A Month Before Christmas

Here we are, a month before Christmas, and I am realizing we are going to be home in Chattanooga for Christmas this year.  Having just returned from visiting family for Thanksgiving, I find myself feeling a bit nostalgic for the old days when family from both sides was within a 3 hour drive.

Combine that with the sudden nip in the air and I find myself wistfully wishing I had a few things to look forward to.

For one, gifts piled under a Christmas tree.  There was a time when I would put up a tree and wrap all the gifts early just because I liked the way they looked. I was known for taking ridiculous care in wrapping packages, always folding every crease, never leaving a cut edge exposed, and often hand making bows from interesting ribbons.
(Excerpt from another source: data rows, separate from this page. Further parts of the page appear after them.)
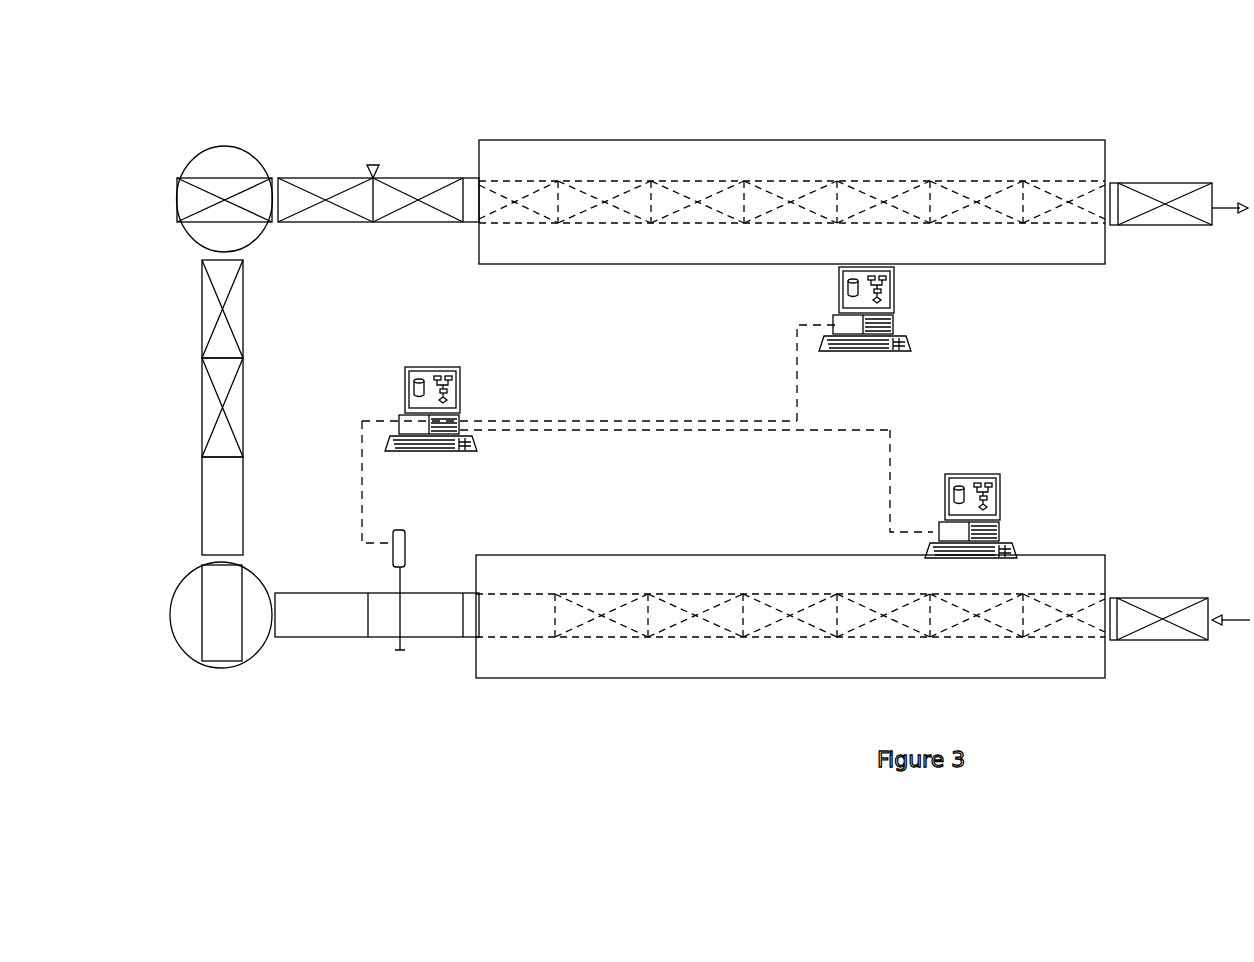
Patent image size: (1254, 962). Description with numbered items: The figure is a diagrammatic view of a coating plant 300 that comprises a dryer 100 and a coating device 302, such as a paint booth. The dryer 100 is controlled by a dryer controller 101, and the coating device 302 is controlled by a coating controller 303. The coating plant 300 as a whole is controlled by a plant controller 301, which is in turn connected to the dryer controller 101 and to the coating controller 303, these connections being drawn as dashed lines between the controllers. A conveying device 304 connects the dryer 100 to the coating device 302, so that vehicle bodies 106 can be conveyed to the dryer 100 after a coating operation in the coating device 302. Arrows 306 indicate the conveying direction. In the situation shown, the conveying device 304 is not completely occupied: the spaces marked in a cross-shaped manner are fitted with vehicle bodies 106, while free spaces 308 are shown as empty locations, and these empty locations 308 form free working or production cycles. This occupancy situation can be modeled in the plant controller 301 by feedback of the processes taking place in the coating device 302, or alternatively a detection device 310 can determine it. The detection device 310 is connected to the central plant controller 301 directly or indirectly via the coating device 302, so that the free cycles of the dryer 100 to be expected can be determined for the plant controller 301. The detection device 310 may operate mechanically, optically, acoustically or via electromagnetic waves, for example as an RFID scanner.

The coating plant 300 is at (210, 76).
The vehicle bodies 106 is at (177, 190).
The conveying device 304 is at (372, 164).
The dryer 100 is at (530, 140).
The arrows 306 is at (1227, 202).
The free spaces 308 is at (202, 505).
The detection device 310 is at (400, 652).
The coating device 302 is at (509, 678).
The plant controller 301 is at (460, 400).
The dryer controller 101 is at (910, 340).
The coating controller 303 is at (993, 475).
These days, I think more about using up leftover wrapping paper, recycling old paper or gift bags, or having things gift wrapped at the store.

As my nephews have gotten older, the things they want have gotten smaller and more expensive resulting in paltry stack that barely occupies the corner of a table, let alone fills the living room.  It’s a good thing they have also outgrown playing with boxes.

I gave up on having Christmas decorations, including a tree, many years ago.  I found not decorating for Christmas a relief.  The amount of work in exchange for a very small amount of time to enjoy the decorations (since we always went out of town) just didn’t seem worth the trade off.  Especially not in January when we kept procrastinating taking down the outdoor lights in the hope of warmer weather.

Now, I watch the cars driving in and out of the tree lot across the street and find myself tempted to get a tree.  But where would that lead?  Next there would be ornaments, garlands, lights, and icicles.  And it doesn’t stop there.  It’s like a gateway drug to hard-core decorating.  Before you know it, you’re putting snowflakes in the windows, lights on the windowsills, and looking for inflatable, lighted Christmas scenes for the balcony.

Instead of buying a tree, I peruse my old photos in search of Christmases past.  I am reminded of cookies, snow, and our wonderful dogs, past and present.

This will be our first Christmas at home in 21 years.  It will be only our second Christmas without my nephews in those 21 years.  The first time, we were camping in the Everglades.  This year, we will be home with no tree, no lights, no gifts, no family.

Sounds like it’s time to think of a new tradition for Christmas.  Maybe I’ll look into renting a snow making machine–a white Christmas in Chattanooga would truly be a Christmas miracle.